Great take with a strong overview of what’s needed to compete at the almost frontier.
Nando didn’t discuss Canada, but I think the major limitation there is talent; in particular, compensation is just so low in Canada that it’s difficult to get/retain great people
No one should be surprised by this. The USA is doing what any self-interested nation state would do.
The real question is why are Europe, Canada, Australia, Korea, Japan and UK not able to compete seriously. That is the question everyone in government needs to answer.
And no, having a couple of startups that have raised $1B or $2B is FAR from enough to compete with $100B American companies. The scale matters.
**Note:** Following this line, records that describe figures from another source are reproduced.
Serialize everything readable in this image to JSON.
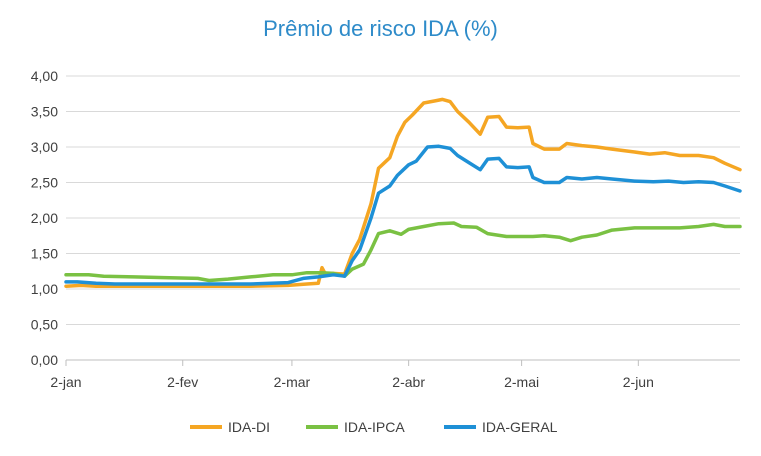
{
  "chart_data": {
    "type": "line",
    "title": "Prêmio de risco IDA (%)",
    "xlabel": "",
    "ylabel": "",
    "ylim": [
      0,
      4
    ],
    "yticks": [
      "0,00",
      "0,50",
      "1,00",
      "1,50",
      "2,00",
      "2,50",
      "3,00",
      "3,50",
      "4,00"
    ],
    "ytick_values": [
      0,
      0.5,
      1,
      1.5,
      2,
      2.5,
      3,
      3.5,
      4
    ],
    "xlim": [
      "2020-01-02",
      "2020-06-29"
    ],
    "xticks": [
      {
        "label": "2-jan",
        "date": "2020-01-02"
      },
      {
        "label": "2-fev",
        "date": "2020-02-02"
      },
      {
        "label": "2-mar",
        "date": "2020-03-02"
      },
      {
        "label": "2-abr",
        "date": "2020-04-02"
      },
      {
        "label": "2-mai",
        "date": "2020-05-02"
      },
      {
        "label": "2-jun",
        "date": "2020-06-02"
      }
    ],
    "grid": "horizontal",
    "legend_position": "bottom",
    "series": [
      {
        "name": "IDA-DI",
        "color": "#f5a623",
        "points": [
          [
            "2020-01-02",
            1.04
          ],
          [
            "2020-01-06",
            1.05
          ],
          [
            "2020-01-10",
            1.04
          ],
          [
            "2020-01-15",
            1.04
          ],
          [
            "2020-01-20",
            1.04
          ],
          [
            "2020-01-25",
            1.04
          ],
          [
            "2020-02-01",
            1.04
          ],
          [
            "2020-02-10",
            1.04
          ],
          [
            "2020-02-20",
            1.04
          ],
          [
            "2020-03-01",
            1.05
          ],
          [
            "2020-03-06",
            1.07
          ],
          [
            "2020-03-09",
            1.08
          ],
          [
            "2020-03-10",
            1.3
          ],
          [
            "2020-03-11",
            1.2
          ],
          [
            "2020-03-13",
            1.22
          ],
          [
            "2020-03-16",
            1.21
          ],
          [
            "2020-03-18",
            1.5
          ],
          [
            "2020-03-20",
            1.7
          ],
          [
            "2020-03-23",
            2.2
          ],
          [
            "2020-03-25",
            2.7
          ],
          [
            "2020-03-28",
            2.85
          ],
          [
            "2020-03-30",
            3.15
          ],
          [
            "2020-04-01",
            3.35
          ],
          [
            "2020-04-03",
            3.45
          ],
          [
            "2020-04-06",
            3.62
          ],
          [
            "2020-04-09",
            3.65
          ],
          [
            "2020-04-11",
            3.67
          ],
          [
            "2020-04-13",
            3.64
          ],
          [
            "2020-04-15",
            3.5
          ],
          [
            "2020-04-18",
            3.35
          ],
          [
            "2020-04-21",
            3.18
          ],
          [
            "2020-04-23",
            3.42
          ],
          [
            "2020-04-26",
            3.43
          ],
          [
            "2020-04-28",
            3.28
          ],
          [
            "2020-05-01",
            3.27
          ],
          [
            "2020-05-04",
            3.28
          ],
          [
            "2020-05-05",
            3.05
          ],
          [
            "2020-05-08",
            2.97
          ],
          [
            "2020-05-12",
            2.97
          ],
          [
            "2020-05-14",
            3.05
          ],
          [
            "2020-05-18",
            3.02
          ],
          [
            "2020-05-22",
            3.0
          ],
          [
            "2020-05-26",
            2.97
          ],
          [
            "2020-06-01",
            2.93
          ],
          [
            "2020-06-05",
            2.9
          ],
          [
            "2020-06-09",
            2.92
          ],
          [
            "2020-06-13",
            2.88
          ],
          [
            "2020-06-18",
            2.88
          ],
          [
            "2020-06-22",
            2.85
          ],
          [
            "2020-06-25",
            2.77
          ],
          [
            "2020-06-29",
            2.68
          ]
        ]
      },
      {
        "name": "IDA-IPCA",
        "color": "#7ac143",
        "points": [
          [
            "2020-01-02",
            1.2
          ],
          [
            "2020-01-08",
            1.2
          ],
          [
            "2020-01-12",
            1.18
          ],
          [
            "2020-01-20",
            1.17
          ],
          [
            "2020-01-28",
            1.16
          ],
          [
            "2020-02-06",
            1.15
          ],
          [
            "2020-02-09",
            1.12
          ],
          [
            "2020-02-14",
            1.14
          ],
          [
            "2020-02-20",
            1.17
          ],
          [
            "2020-02-26",
            1.2
          ],
          [
            "2020-03-02",
            1.2
          ],
          [
            "2020-03-06",
            1.23
          ],
          [
            "2020-03-10",
            1.23
          ],
          [
            "2020-03-13",
            1.22
          ],
          [
            "2020-03-16",
            1.18
          ],
          [
            "2020-03-18",
            1.28
          ],
          [
            "2020-03-21",
            1.35
          ],
          [
            "2020-03-23",
            1.55
          ],
          [
            "2020-03-25",
            1.78
          ],
          [
            "2020-03-28",
            1.82
          ],
          [
            "2020-03-31",
            1.77
          ],
          [
            "2020-04-02",
            1.84
          ],
          [
            "2020-04-06",
            1.88
          ],
          [
            "2020-04-10",
            1.92
          ],
          [
            "2020-04-14",
            1.93
          ],
          [
            "2020-04-16",
            1.88
          ],
          [
            "2020-04-20",
            1.87
          ],
          [
            "2020-04-23",
            1.78
          ],
          [
            "2020-04-28",
            1.74
          ],
          [
            "2020-05-05",
            1.74
          ],
          [
            "2020-05-08",
            1.75
          ],
          [
            "2020-05-12",
            1.73
          ],
          [
            "2020-05-15",
            1.68
          ],
          [
            "2020-05-18",
            1.73
          ],
          [
            "2020-05-22",
            1.76
          ],
          [
            "2020-05-26",
            1.83
          ],
          [
            "2020-06-01",
            1.86
          ],
          [
            "2020-06-08",
            1.86
          ],
          [
            "2020-06-13",
            1.86
          ],
          [
            "2020-06-18",
            1.88
          ],
          [
            "2020-06-22",
            1.91
          ],
          [
            "2020-06-25",
            1.88
          ],
          [
            "2020-06-29",
            1.88
          ]
        ]
      },
      {
        "name": "IDA-GERAL",
        "color": "#1e90d6",
        "points": [
          [
            "2020-01-02",
            1.1
          ],
          [
            "2020-01-05",
            1.1
          ],
          [
            "2020-01-10",
            1.08
          ],
          [
            "2020-01-15",
            1.07
          ],
          [
            "2020-01-20",
            1.07
          ],
          [
            "2020-01-25",
            1.07
          ],
          [
            "2020-02-01",
            1.07
          ],
          [
            "2020-02-10",
            1.07
          ],
          [
            "2020-02-20",
            1.07
          ],
          [
            "2020-03-01",
            1.09
          ],
          [
            "2020-03-05",
            1.15
          ],
          [
            "2020-03-09",
            1.17
          ],
          [
            "2020-03-13",
            1.2
          ],
          [
            "2020-03-16",
            1.18
          ],
          [
            "2020-03-18",
            1.4
          ],
          [
            "2020-03-20",
            1.55
          ],
          [
            "2020-03-23",
            2.0
          ],
          [
            "2020-03-25",
            2.35
          ],
          [
            "2020-03-28",
            2.45
          ],
          [
            "2020-03-30",
            2.6
          ],
          [
            "2020-04-02",
            2.75
          ],
          [
            "2020-04-04",
            2.8
          ],
          [
            "2020-04-07",
            3.0
          ],
          [
            "2020-04-10",
            3.01
          ],
          [
            "2020-04-13",
            2.98
          ],
          [
            "2020-04-15",
            2.88
          ],
          [
            "2020-04-18",
            2.78
          ],
          [
            "2020-04-21",
            2.68
          ],
          [
            "2020-04-23",
            2.83
          ],
          [
            "2020-04-26",
            2.84
          ],
          [
            "2020-04-28",
            2.72
          ],
          [
            "2020-05-01",
            2.71
          ],
          [
            "2020-05-04",
            2.72
          ],
          [
            "2020-05-05",
            2.57
          ],
          [
            "2020-05-08",
            2.5
          ],
          [
            "2020-05-12",
            2.5
          ],
          [
            "2020-05-14",
            2.57
          ],
          [
            "2020-05-18",
            2.55
          ],
          [
            "2020-05-22",
            2.57
          ],
          [
            "2020-05-26",
            2.55
          ],
          [
            "2020-06-01",
            2.52
          ],
          [
            "2020-06-06",
            2.51
          ],
          [
            "2020-06-10",
            2.52
          ],
          [
            "2020-06-14",
            2.5
          ],
          [
            "2020-06-18",
            2.51
          ],
          [
            "2020-06-22",
            2.5
          ],
          [
            "2020-06-25",
            2.45
          ],
          [
            "2020-06-29",
            2.38
          ]
        ]
      }
    ]
  }
}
Imagine your sword’s length is 1cm and your rival’s 1m — no match.
Here is the harsh math (thanks to a poor version of Claude):
•10,000 GB200 superchips ≈ ~278 NVL72 racks. •Each NVL72 rack costs roughly $3M–$3.5M. •That puts the full-system total around $830M–$970M, before networking, power, cooling, and datacenter buildout.
That would enable you to train a model that was Sota 2 years ago. You need about 5 to 7 times this to compete today. So the starting bill is $5B, but even if you have this, here is the reality: there’s no available chips. So when you hear someone raised $1B, remember this is going back to American compute, and is simply not enough.
The other two ingredients for AI are data and people.
American startups pay better than European ones, so the people vote with their feet so they can pay their mortgage and send kids to school. An experienced AI engineer makes double the salary in Europe by working for an American startup (like Anthropic) than a European one, and about ten times more if they work for a USA corporation. There are however amazing European startups, but the money and ambition is lacking.
The USA is far more relaxed with data and fair use - Canada is good too and @cohere is doing fine thanks to this. So American companies have a strong advantage over European ones. Brussels and the UK think they can hold the world to their questionable “ethical” views on data but they are just destroying the local AI industry, and in the process falling into a very precarious situation. They are partly responsible. Only the French minister has stood by their local LLM @MistralAI … and I guess more recently Germany has started to wake up.
The hope is of course LLM startups like @MistralAI and @cohere which are a year or so behind but can provide personalised services, and amazing startups like @cusp_ai @IneffableLabs @nscale @Orbital_Ind @bfl_ai and a few others. But for all these, it’s incredibly hard to compete.